Он не смог удержаться от судорожного вздоха, словно его внезапно ударили, из чего я заключила, что моя загадка верна.

– Если бы намерения сэра Чарльза действительно были таковы, – заговорила я снова, – и он готовился бы к бесчестным действиям – хотя, уверяю вас, это не так, – неужели он не нашел бы лучшего выхода, чем прислать к вам меня?

Не находя слов, он молча смотрел на меня.

– Если вы их мне доверите, я обещаю не спускать с них глаз; но если вам этого недостаточно, мне придется уйти с пустыми руками.

Он был в таком отчаянии, что я побоялась, не швырнет ли он мне деньги, не набросится ли на меня в приступе ярости. Однако он молчал и не двигался. Заметив беспросветную тоску в его взгляде, я едва не утратила твердость, но взяла себя в руки, холодно попрощалась, повернулась и вышла из комнаты.

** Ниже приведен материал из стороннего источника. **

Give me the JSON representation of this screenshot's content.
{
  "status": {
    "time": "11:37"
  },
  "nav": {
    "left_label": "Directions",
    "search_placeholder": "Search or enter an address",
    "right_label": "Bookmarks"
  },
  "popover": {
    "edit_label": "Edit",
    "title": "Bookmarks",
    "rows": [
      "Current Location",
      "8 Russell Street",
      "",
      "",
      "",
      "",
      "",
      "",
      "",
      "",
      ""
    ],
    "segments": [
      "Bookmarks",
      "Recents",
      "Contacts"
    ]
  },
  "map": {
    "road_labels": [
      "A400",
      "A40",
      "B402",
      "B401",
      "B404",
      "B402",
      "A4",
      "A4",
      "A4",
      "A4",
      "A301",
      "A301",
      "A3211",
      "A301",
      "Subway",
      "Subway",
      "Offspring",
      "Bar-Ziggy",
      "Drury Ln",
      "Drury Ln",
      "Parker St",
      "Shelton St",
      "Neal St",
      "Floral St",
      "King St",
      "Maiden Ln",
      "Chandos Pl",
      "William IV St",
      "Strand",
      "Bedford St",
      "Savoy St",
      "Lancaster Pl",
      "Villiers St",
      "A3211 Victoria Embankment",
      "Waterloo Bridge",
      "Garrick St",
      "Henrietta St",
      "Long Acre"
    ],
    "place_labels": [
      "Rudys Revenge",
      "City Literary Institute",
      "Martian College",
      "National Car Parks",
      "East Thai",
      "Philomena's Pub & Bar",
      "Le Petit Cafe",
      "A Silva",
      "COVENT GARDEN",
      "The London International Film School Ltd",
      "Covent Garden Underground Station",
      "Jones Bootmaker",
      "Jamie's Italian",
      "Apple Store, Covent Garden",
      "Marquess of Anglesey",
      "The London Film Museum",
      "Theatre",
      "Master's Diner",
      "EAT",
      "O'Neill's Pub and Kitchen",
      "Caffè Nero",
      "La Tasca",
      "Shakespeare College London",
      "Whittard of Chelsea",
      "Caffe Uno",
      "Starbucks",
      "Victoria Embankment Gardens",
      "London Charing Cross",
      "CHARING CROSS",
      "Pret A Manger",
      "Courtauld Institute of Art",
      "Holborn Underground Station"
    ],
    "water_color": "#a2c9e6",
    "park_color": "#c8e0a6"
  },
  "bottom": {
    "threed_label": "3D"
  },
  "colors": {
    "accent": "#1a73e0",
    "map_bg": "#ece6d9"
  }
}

Спускаясь по лестнице, я испытывала облегчение и разочарование; эти чувства, одинаково меня терзавшие, усиливались с каждым новым шагом. Спустившись вниз, я вновь ощутила внезапный страх, ибо надо мной раздался звук задвигаемых засовов, а затем – шум преследующих меня шагов. А если Хейст попытается задержать меня? Подобрав одной рукой юбку и схватившись другой рукой за перила, я заторопилась. Я уже добралась до двери и судорожно дергала цепочки и задвижки, когда Хейст достиг площадки первого этажа и прокричал:

– Подождите!

Но я не стала ждать. Захлопнув за собой дверь, я выскочила на улицу и спешно двинулась вперед. Я остановилась, чтобы перевести дыхание, только на углу, перед домом с ярко освещенными окнами, где звучали голоса и смех.

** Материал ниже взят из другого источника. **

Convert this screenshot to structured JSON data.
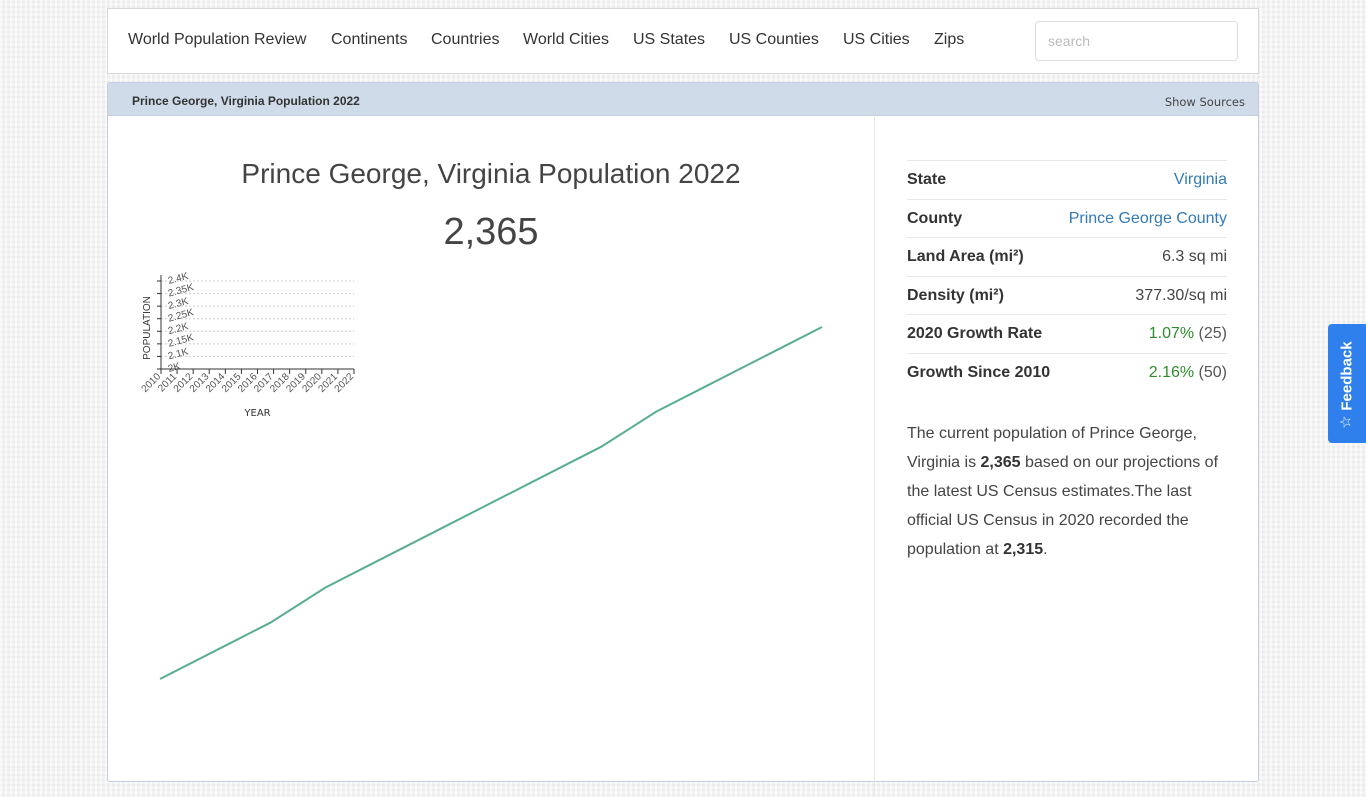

Ног тут-то Хейст меня и нагнал. Я считала, что нахожусь в безопасности, и не заметила его приближения. Ощутив, как он прикоснулся к моей руке, я едва не завизжала от ужаса.

Впрочем, обернувшись, я поняла: причин пугаться не было. Плечи Хейста покорно поникли, а лицо утратило пыл и гнев, став мертвенно-бледным. Он просительно протягивал мне дневники.

– Вот, – произнес он.

Я вручила ему соверен и наняла кэб.

До сих пор я их не открывала. А если, после стольких испытаний, я ничего в них не найду?

На сегодня достаточно. Я начну читать дневники завтра.

Воскресенье

Скверные новости. Письмо от миссис Кингсетт: ее мать очень больна. Я могу заглянуть к ним, когда ей станет легче, но едва ли это возможно в ближайшие недели – если (нельзя не думать о подобной перспективе, учитывая ее возраст) она вообще почувствует себя лучше. Ругаю себя за то, что вела себя в Мальборо-хаусе так глупо и не сумела узнать побольше.

Помолилась в церкви о выздоровлении леди Мисден. Конечно, эта молитва и о моих личных интересах. Надеюсь, Бог меня простит.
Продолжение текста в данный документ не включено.